The strangest thing about my grandmother was that she didn’t bruise like normal people do. She once told me that the color of her blood was red just like everyone else’s, but I never saw it because she always took immaculate care of her body and her appearance. Once when she slipped on a liquid solution my brother had spilled on her kitchen floor, she came down hard on her elbow. It continued to bother her for days until finally she swallowed her pride and took a trip to see the doctor. As the doctor was examining her, he said that with a fall of that nature it was almost impossible not to bruise something, and was rather astounded that he didn’t see any change in the color of my grandmother’s skin. When we took her home she spent the whole car ride muttering about how she didn’t need to see a doctor to tell her to ice her arm and relax. She laughed when we said it was strange that she hadn’t bruised. “Well, ladies, I’m purple, how COULD you see the bruise!” We laughed at her antics then, but it was much more serious when she went back to the hospital five years later, complaining of stomach pain. When she collapsed into a coma after three days in the hospital, doctors told us that they could have solved the problem much earlier if they could have seen the internal bleeding that had been caused by a ruptured spleen. As it was, they were too late. I lost my grandmother 24 hours later.
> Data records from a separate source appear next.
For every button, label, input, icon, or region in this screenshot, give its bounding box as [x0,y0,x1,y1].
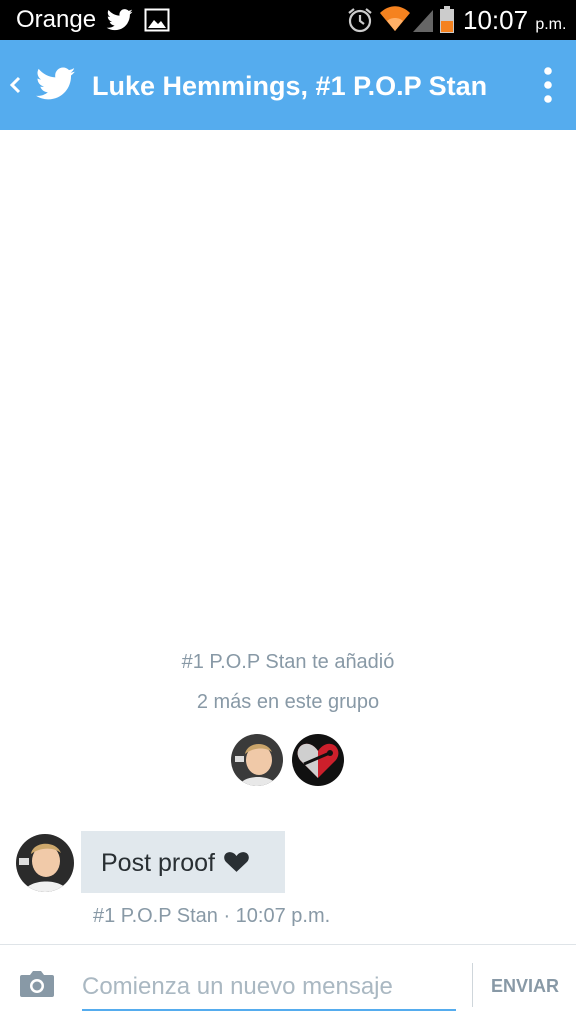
alarm-icon [346,7,374,38]
conversation-title: Luke Hemmings, #1 P.O.P Stan [92,71,488,101]
status-time: 10:07 p.m. [463,5,566,40]
composer-divider [472,963,473,1007]
message-meta: #1 P.O.P Stan · 10:07 p.m. [93,905,331,927]
image-notification-icon [144,8,170,37]
wifi-icon [379,5,411,38]
message-composer: ENVIAR [0,944,576,1025]
action-bar: Luke Hemmings, #1 P.O.P Stan [0,40,576,130]
message-input[interactable] [82,965,456,1011]
status-time-value: 10:07 [463,5,529,35]
send-button[interactable]: ENVIAR [480,971,570,1001]
back-icon[interactable] [8,72,22,103]
message-bubble[interactable]: Post proof [81,831,285,893]
group-added-notice: #1 P.O.P Stan te añadió [181,651,395,673]
battery-icon [439,6,455,39]
twitter-notification-icon [106,9,134,36]
twitter-logo-icon[interactable] [35,67,76,106]
status-time-suffix: p.m. [535,16,567,33]
status-bar: Orange 10:07 p.m. [0,0,576,40]
camera-icon[interactable] [18,969,56,1004]
overflow-menu-icon[interactable] [540,66,556,109]
message-sender-avatar[interactable] [16,834,74,892]
signal-icon [411,8,435,39]
group-members-notice: 2 más en este grupo [196,691,380,713]
member-avatar-stan[interactable] [292,734,344,786]
message-text: Post proof [101,849,215,877]
carrier-label: Orange [16,6,97,33]
member-avatar-luke[interactable] [231,734,283,786]
heart-icon [223,851,250,879]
Ever since that incident it has been difficult for me to speak about her, because I loved her so much and I still can’t believe that she’s gone. My grandfather, in a strange form of tribute, has slowly begun converting his orange house into one with a deep color of purple. Some things remain just as they were, to remind us of how she enjoyed life and how she lived each day with her head in the air and her thoughts composed. Her basket of oranges remains filled as always, and the Denver Broncos flag she got from my brother for Christmas still hangs over their bed, flanked by childhood pictures of her 5 grandchildren. At my house, we have found other ways of remembering her, one of them being to rid our diets of eggplants, purple grapes, and beets. This coming weekend for Halloween, my brother and I have one more tribute planned. We bought a big bucket of purple paint from Sherwin Williams and we’re going to paint ourselves purple and walk around with our heads held up high saying to anyone who asks,
“We may not be winning any beauty pageant, but we are still the finest looking ladies and gentlemen with purple skin in the whole United States of America.”